VISIONARY TECHNOLOGY
Presented jointly to Jay Schiffman of Farmington Hills, Michigan, crack inventor of AutoVision, an image projection device that makes it possible to drive a car and watch television at the same time, and to the Michigan state legislature, for making it legal to do so.
CHEMISTRY
James Campbell and Gaines Campbell of Lookout Mountain, Tennessee, dedicated deliverers of fragrance, for inventing scent strips, the odious method by which perfume is applied to magazine pages.
LITERATURE
E. Topol, R. Califf, F. Van de Werf, P. W. Armstrong, and their 972 co-authors, for publishing a medical research paper which has one hundred times as many authors as pages. (The study was published in The New England Journal of Medicine, vol. 329, no. 10, September 2, 1993, pp. 673-82.)
MATHEMATICS
Robert Faid of Greenville, South Carolina, farsighted and faithful seer of statistics, for calculating the exact odds (8,606,091,751,882:1) that Mikhail Gorbachev is the Antichrist. (REFERENCE: "Gorbachev!
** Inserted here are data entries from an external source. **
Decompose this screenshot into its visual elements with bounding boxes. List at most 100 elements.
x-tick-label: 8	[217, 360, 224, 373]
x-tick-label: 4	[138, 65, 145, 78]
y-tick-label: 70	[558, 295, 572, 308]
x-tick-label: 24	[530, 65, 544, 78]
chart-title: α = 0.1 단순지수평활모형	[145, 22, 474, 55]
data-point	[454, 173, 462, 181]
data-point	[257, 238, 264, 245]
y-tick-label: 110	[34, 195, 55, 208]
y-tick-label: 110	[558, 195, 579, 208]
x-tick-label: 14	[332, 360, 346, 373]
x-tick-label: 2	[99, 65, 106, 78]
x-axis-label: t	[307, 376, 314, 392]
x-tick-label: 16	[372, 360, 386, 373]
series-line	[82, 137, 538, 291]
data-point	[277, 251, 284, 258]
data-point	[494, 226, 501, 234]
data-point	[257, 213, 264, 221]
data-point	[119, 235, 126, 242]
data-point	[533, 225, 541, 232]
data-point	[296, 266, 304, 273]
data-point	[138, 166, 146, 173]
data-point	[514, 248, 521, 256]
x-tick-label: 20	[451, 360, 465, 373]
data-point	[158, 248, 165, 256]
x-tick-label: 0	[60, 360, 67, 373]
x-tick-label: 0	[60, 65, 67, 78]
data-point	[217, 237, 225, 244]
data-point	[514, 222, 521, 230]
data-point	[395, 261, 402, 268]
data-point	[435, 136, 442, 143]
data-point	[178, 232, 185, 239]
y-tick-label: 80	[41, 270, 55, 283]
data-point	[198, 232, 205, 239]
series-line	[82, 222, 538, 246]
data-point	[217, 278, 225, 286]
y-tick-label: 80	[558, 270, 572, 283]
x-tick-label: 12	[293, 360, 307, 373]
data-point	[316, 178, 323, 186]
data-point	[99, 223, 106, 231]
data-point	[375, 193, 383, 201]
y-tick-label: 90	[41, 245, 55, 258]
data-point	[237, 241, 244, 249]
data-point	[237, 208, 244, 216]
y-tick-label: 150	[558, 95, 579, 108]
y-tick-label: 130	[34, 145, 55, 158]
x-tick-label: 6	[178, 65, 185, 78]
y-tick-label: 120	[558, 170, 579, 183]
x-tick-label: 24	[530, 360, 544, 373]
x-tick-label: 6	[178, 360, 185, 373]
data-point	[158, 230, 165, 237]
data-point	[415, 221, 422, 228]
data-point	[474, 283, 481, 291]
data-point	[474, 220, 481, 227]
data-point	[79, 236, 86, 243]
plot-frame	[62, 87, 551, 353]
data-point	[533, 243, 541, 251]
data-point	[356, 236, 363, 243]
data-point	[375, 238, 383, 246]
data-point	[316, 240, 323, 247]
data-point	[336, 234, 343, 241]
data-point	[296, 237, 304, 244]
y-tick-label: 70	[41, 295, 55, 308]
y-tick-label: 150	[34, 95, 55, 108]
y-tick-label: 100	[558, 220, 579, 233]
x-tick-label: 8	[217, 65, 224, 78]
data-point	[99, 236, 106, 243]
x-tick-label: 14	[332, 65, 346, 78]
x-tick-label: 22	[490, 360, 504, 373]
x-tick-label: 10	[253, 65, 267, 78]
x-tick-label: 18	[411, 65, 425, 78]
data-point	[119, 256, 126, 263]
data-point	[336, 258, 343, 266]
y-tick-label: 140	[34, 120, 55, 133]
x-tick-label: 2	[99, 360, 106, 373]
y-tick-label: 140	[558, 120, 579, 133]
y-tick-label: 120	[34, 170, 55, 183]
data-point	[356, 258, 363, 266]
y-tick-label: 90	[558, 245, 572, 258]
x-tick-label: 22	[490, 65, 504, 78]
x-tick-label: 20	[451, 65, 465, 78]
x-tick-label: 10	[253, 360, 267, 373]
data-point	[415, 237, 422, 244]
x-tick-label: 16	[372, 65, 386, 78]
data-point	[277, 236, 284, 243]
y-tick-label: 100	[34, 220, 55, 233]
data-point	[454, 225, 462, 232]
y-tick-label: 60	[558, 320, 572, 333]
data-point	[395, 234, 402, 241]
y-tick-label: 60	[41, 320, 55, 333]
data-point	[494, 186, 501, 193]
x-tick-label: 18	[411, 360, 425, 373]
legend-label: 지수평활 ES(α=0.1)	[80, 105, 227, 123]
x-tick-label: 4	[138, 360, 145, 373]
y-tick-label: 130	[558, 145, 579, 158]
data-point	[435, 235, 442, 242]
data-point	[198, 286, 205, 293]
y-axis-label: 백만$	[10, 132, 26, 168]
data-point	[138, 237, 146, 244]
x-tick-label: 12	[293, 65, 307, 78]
Has the Real Antichrist Come?")
PHYSICS
Louis Kervran of France, ardent admirer of alchemy, for his
conclusion that the calcium in chickens' eggshells is created by a process of cold fusion. (REFERENCE: "Biological Transmutations and their applications in: Chemistry, Physics, Biology, Ecology, Medicine, Nutrition, Agronomy, Geology")
MEDICINE
James F. Nolan, Thomas J. Stillwell, and John P. Sands, Jr., medical men of mercy, for their painstaking research report, "Acute Management of the Zipper-Entrapped Penis." (Published in Journal of Emergency Medicine, vol. 8, no. 3, May/June 1990, pp. 305-7.)